Using a Drobo 5C power supply with a G3 Drobo

The power supply for a Gen 3 died a few months ago and they’ve been Out of Stock forever. In the interim that Drobo has been inaccessible, so after inquiring here I decided to try a 5C PS. They were also OOS for a long time. Finally, B&H had the 5C PS in stock at $80!

The original PS had no power light. That was a shame as it would have sped up troubleshooting a non responsive G3 significantly.

The DC Out cable had a straight coax plug which was easy to grasp and plug in, especially when dealing with a Drobo in a space where reach is awkward at best, without removing it to plug in the PS.

One step forward, two steps back.
The 5C PS has green LED to show it has AC power, a welcome improvement. It’s also rated 12V@10A vs the G3’s 12@ 7A. More current handling for more, bigger drives than the G3 might see.

The 5C units have a right-angle coax (aka barrel) connector instead of the former straight version, with plenty of room on the 5C to accommodate the new angle. This, combined with the RF choke located closely to the connector allow for only one angle to connect to a G3. That angle not only blocks most of the access to the Power button but also tends to pop the coax connector out of the PS jack/port. You don’t want that. Nobody wants that.

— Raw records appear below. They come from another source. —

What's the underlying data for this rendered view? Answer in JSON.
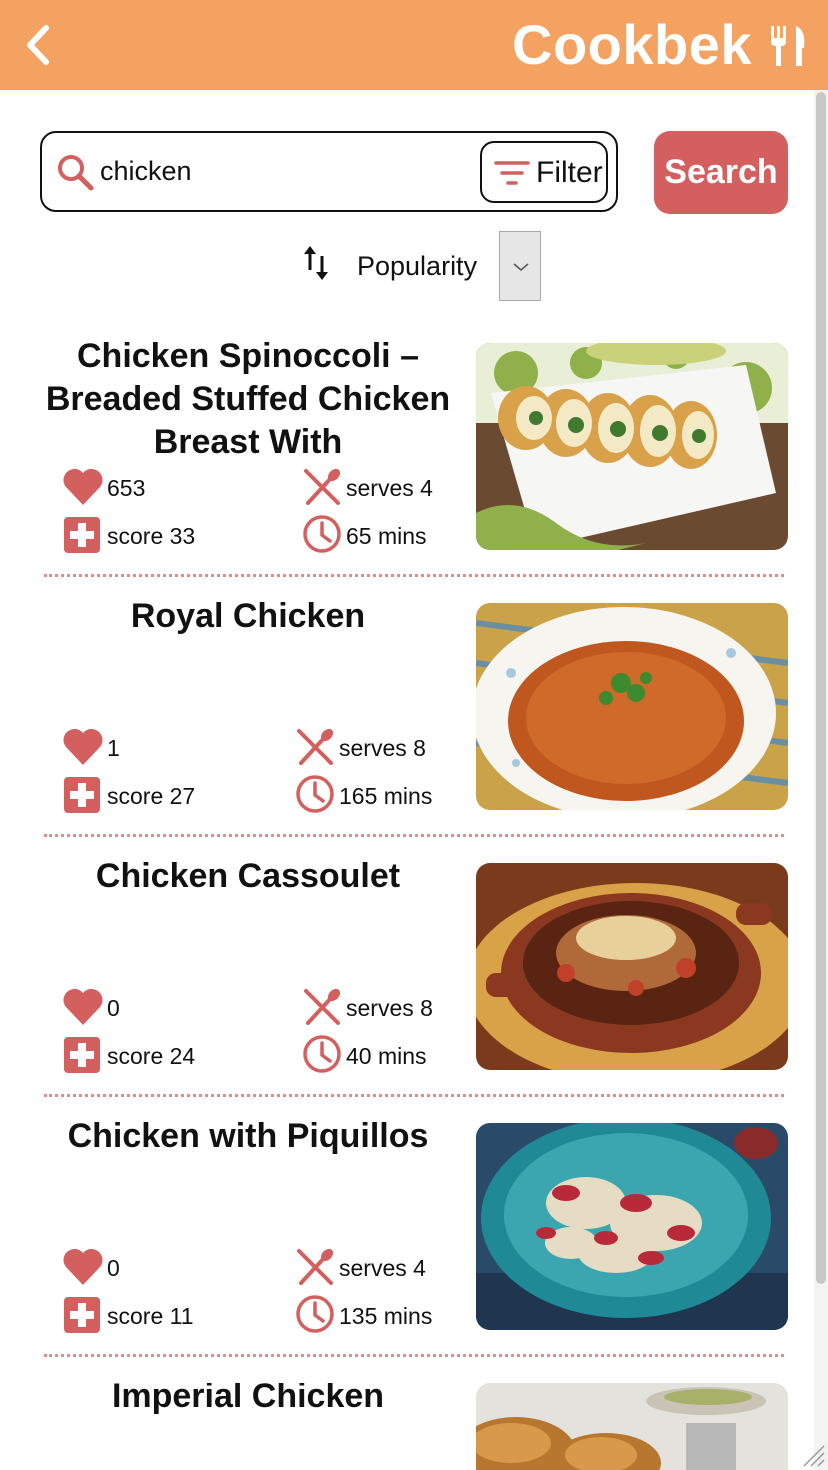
{
  "header": {
    "app_title": "Cookbek"
  },
  "search": {
    "query": "chicken",
    "filter_label": "Filter",
    "search_label": "Search"
  },
  "sort": {
    "label": "Popularity"
  },
  "theme": {
    "header_bg": "#f4a261",
    "accent": "#d35f5f",
    "divider": "#e58a8a"
  },
  "recipes": [
    {
      "title": "Chicken Spinoccoli – Breaded Stuffed Chicken Breast With",
      "likes": "653",
      "serves": "serves 4",
      "score": "score 33",
      "time": "65 mins"
    },
    {
      "title": "Royal Chicken",
      "likes": "1",
      "serves": "serves 8",
      "score": "score 27",
      "time": "165 mins"
    },
    {
      "title": "Chicken Cassoulet",
      "likes": "0",
      "serves": "serves 8",
      "score": "score 24",
      "time": "40 mins"
    },
    {
      "title": "Chicken with Piquillos",
      "likes": "0",
      "serves": "serves 4",
      "score": "score 11",
      "time": "135 mins"
    },
    {
      "title": "Imperial Chicken",
      "likes": "",
      "serves": "",
      "score": "",
      "time": ""
    }
  ]
}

So my solution was to use a duct tape strain relief holding the 12V cable in place. Inelegant but it works well. In fairness I am using a PS not designed for the G3. The G3 is no longer for sale so Drobo won’t be upgrading its PS. It’s either get a 5C etc., PS or source a generic but suitable one especially if you’re using larger drives.

So a 5C PS will work in a G3 Drobo, it’s just a little awkward. If you’re of a mind to find something in the wild, the coax connector has an OD of 6.6mm and an ID of approximately 3mm. There are several standard combinations of inner and outer diameters so you need to be sure of the sizes before spending a lot of money.

12V@7A is probably fine for 4 x 4T but if you go larger, 10A is a better choice. PSs don’t “push” Amps, they allow devices loads to “draw” them as needed from the PS, as long as it can provide sufficient current for the load.